Subject: Re: HEADS UP: iconv(3) prototype was changed
From: Paulo Alexandre Pinto Pires <>
List: current-users
Date: 08/02/2004 08:26:52

>I changed the iconv(3) function interface to follow the POSIX specification;
>the 2nd argument is changed to "char ** restrict" instead of
>"const char ** restricted".
>For the details, see the thread called "iconv(3) prototype" in
>the tech-kern@ list (from 07/26/2004):
>This change may make some programs (including pkgsrc-ed ones) unable to
>be built.  Please change such programs if necessary.
>BTW, I will request to pull up it to 2.0 one of these days.

Unfortunately, the first thing that doesn't build is NetBSD itself 

I understand and most often advocate adherence to standards, but isn't 
POSIX just semantically *wrong* in this case?  I wouldn't be surprised 
if a future revision of SUS/POSIX would actually fix this, especially 
when big players in the UNIX{,-like} market, like Solaris and Linux, do 
what makes more sense.  I have read the discussion on tech-userland, but 
cannot avoid quoting NetBSD's own statement at 
<>: "NetBSD is extremely close 
to being POSIX.1 compliant (...). There are a few nits we know about: 
some we plan to fix, and others we plan to ignore until a future 
revision of POSIX ``fixes'' them for us."

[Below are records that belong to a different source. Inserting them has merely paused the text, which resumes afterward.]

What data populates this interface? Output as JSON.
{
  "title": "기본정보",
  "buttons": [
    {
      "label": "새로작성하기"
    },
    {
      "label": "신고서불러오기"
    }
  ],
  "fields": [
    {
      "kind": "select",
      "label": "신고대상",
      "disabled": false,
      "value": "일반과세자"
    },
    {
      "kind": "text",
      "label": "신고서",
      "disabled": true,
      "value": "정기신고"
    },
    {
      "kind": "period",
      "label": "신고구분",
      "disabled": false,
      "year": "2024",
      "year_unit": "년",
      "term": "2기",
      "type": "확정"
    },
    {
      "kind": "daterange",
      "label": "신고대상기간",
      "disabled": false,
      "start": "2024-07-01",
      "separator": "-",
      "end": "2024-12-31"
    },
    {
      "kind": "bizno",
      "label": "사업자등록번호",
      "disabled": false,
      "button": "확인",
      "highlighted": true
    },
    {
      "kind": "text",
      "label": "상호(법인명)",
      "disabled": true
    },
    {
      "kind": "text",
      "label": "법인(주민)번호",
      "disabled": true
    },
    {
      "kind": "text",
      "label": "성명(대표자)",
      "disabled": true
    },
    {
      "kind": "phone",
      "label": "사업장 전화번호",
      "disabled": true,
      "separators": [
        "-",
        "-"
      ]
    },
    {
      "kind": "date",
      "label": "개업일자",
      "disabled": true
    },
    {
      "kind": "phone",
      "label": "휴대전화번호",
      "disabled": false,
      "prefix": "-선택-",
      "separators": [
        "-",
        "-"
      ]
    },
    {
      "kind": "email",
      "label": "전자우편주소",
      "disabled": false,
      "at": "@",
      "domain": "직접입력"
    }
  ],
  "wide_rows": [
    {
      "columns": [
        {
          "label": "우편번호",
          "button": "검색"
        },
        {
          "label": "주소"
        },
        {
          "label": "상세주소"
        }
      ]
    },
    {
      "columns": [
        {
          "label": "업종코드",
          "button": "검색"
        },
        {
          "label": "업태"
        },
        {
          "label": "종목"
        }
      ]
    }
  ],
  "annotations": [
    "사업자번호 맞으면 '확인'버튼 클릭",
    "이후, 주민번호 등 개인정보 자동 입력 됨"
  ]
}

Please notice that, unless converting statically compiled strings, the 
second argument to iconv() is very likely to be a second pointer into 
somewhere in a buffer whose head pointer is in another variable (which, 
in real world applications, has probably come from malloc() at some 
point).  If buffer is (char *), it is clean and safe to have "const char 
*sec_ptr=buffer; iconv(cd, &sec_ptr,...);", as we used to do.  However, 
if buffer is (const char *), it is unclean and potentially unsafe to 
write "char *sec_ptr=(char *)buffer; iconv(cd, sec_ptr,...);",as POSIX 
would require.

So far, this move is just making NetBSD less compatible with real world 
existing implementations and applications.  I don't know if the the 
additional work of porting non-compliant but otherwise correct 
applications would pay off.  I don't have access to AIX or HPUX machines 
to know if they adhere to POSIX here, but I have the feeling that the 
majority of the applications we port to NetBSD are not developed in 
those two, anyway.

Best regards,


... Qui habet aurem audiat quid Spiritus dicat ecclesiis.